В последние годы и эти барьеры были преодолены. Судьба подарила матери и сыну счастье дружбы. Новые главы она уже не выпускала из дома.

– Приходите, читайте. У меня на кухне читальня для друзей.

…Второй арест. «Дом Васькова» – магаданская тюрьма. Жутко так, будто это происходит сейчас со мной.

Рассказ этот я слышала от нее раньше. Одно время даже казалось – это можно опубликовать в «Юности», вслед за ее очерками о двадцатых годах.

 

* * *

– Я всегда знала, что буду писать. И все мои знали. Делились пайкой. Надо же, наконец, начать. Но первые три года на воле не было ни кола ни двора. Просто негде было поставить стол.

Начала летом пятьдесят девятого в Закарпатье. В лесу, на пне, в школьной тетради. Были там с Антоном и Тоней. Но я еще в тюрьме, в лагере, сочинила отдельные главы. Твердила, как стихи, наизусть.

Вероятно, потому она писала сравнительно легко, быстро.

– Я прочитала главу «Бутырские ночи» первому слушателю Антону, он заплакал. Тогда я внезапно почувствовала, что ему недолго осталось жить.

К семидесятому году она хотела дописать только одну последнюю главу: «За отсутствием состава преступления».

В ту осень у нее часто болело сердце, донимала бессонница, она говорила, что не успеет закончить, что смерть перегонит.

И каждый раз я упорно повторяла:

– Вы обязаны не только закончить «Крутой маршрут». Вы должны написать и еще одну книгу – как у Томаса Манна «Роман романа»; как возникла рукопись, как росла, ее пути самиздатовские и тамиздатовские.

Эту книгу она написать не успела.

Случилось так, что я перечитывала «Крутой маршрут», уже закончив вчерне эти воспоминания. Сквозь первые страницы пробилась с некоторым трудом, задевали словесные штампы, сентиментальность, а то и газетные обороты.

Но все это скоро исчезло, наплывало негодование, ужас, сострадание, стыд. И я уже не думала, не хотела думать о том, как это написано. Некоторые словосочетания изредка продолжали коробить, но теперь уже неприятно, что я их замечаю.

Не знаю, какими художественными средствами автор передает мне невыносимость напряжения двух предтюремных лет. Вместе с героиней-автором приближаюсь к страшному, знаю, к чему, и тем не менее – скорей бы конец… Хоть какой-нибудь…

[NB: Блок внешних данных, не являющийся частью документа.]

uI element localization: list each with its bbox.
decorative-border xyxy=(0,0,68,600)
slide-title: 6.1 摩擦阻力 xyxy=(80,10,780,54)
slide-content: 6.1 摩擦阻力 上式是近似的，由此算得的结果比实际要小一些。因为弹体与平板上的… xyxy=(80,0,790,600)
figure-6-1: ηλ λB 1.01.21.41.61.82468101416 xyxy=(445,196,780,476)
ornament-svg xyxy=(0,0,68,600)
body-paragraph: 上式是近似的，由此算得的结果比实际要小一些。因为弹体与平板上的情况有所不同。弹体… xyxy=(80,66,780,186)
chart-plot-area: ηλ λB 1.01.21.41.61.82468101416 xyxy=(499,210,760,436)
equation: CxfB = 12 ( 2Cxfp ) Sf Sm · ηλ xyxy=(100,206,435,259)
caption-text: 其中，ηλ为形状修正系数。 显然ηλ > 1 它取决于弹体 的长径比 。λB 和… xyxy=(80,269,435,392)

После первой встречи с этой рукописью мы прочитали в самиздате и тамиздате множество разных воспоминаний о лагерях – документальных и беллетризованных, наивнобездарных и высокоталантливых. В «Крутом маршруте» теперь уже не осталось эпизода, мысли, настроения, факта, которые не перекликались бы с фактами, мыслями, эпизодами, настроениями других книг. И об Архипелаге ГУЛАГе я, не побывавшая там, словно бы теперь знаю так много: арест, обыск, допрос, камера, лагпункт, этап, нары, придурки, вертухаи. Все эти и многие иные слова того мира прочно вошли в наш быт, в сознание, в подсознание.

…Перечитывая «Крутой маршрут», не могла оторваться. Нет, я ничего не знаю. И совершенно безразлично, есть ли на свете другие книги об ЭТОМ.

Она как-то сказала: «И всех-то нас история запишет под рубрику „и др.“. Ну, „Бухарин, Рыков и др.“. Нет, неправда. Она Евгения Гинзбург, написавшая „Крутой маршрут“, она – единственная.

Живу ее жизнью. Теряю. Обретаю. Познаю безмерность горя и унижений.

Если все это так мне передается, так сохранилось, значит, это не просто документ, не просто «Хроника времен культа личности». Такое под силу только искусству. И непритязательность, общедоступность, наивность – это не слабости книги, это ее особенности.

…В начале 60-х годов мы надеялись, что вслед за «Иваном Денисовичем» выйдет и «Крутой маршрут». В том экземпляре «Крутого маршрута», который я перечитывала в 1977 году, вскоре после смерти автора, в главе «Седьмой вагон» – одной из сильнейших – меня что-то задевает. Не сразу соображаю, почему «Евгения Онегина» в этапе декламирует не Женя, а некая Шура (она же «Васькина мама»). И вдруг словно озарение: глава готовилась к печати в СССР. Поэтому имена вымышленные…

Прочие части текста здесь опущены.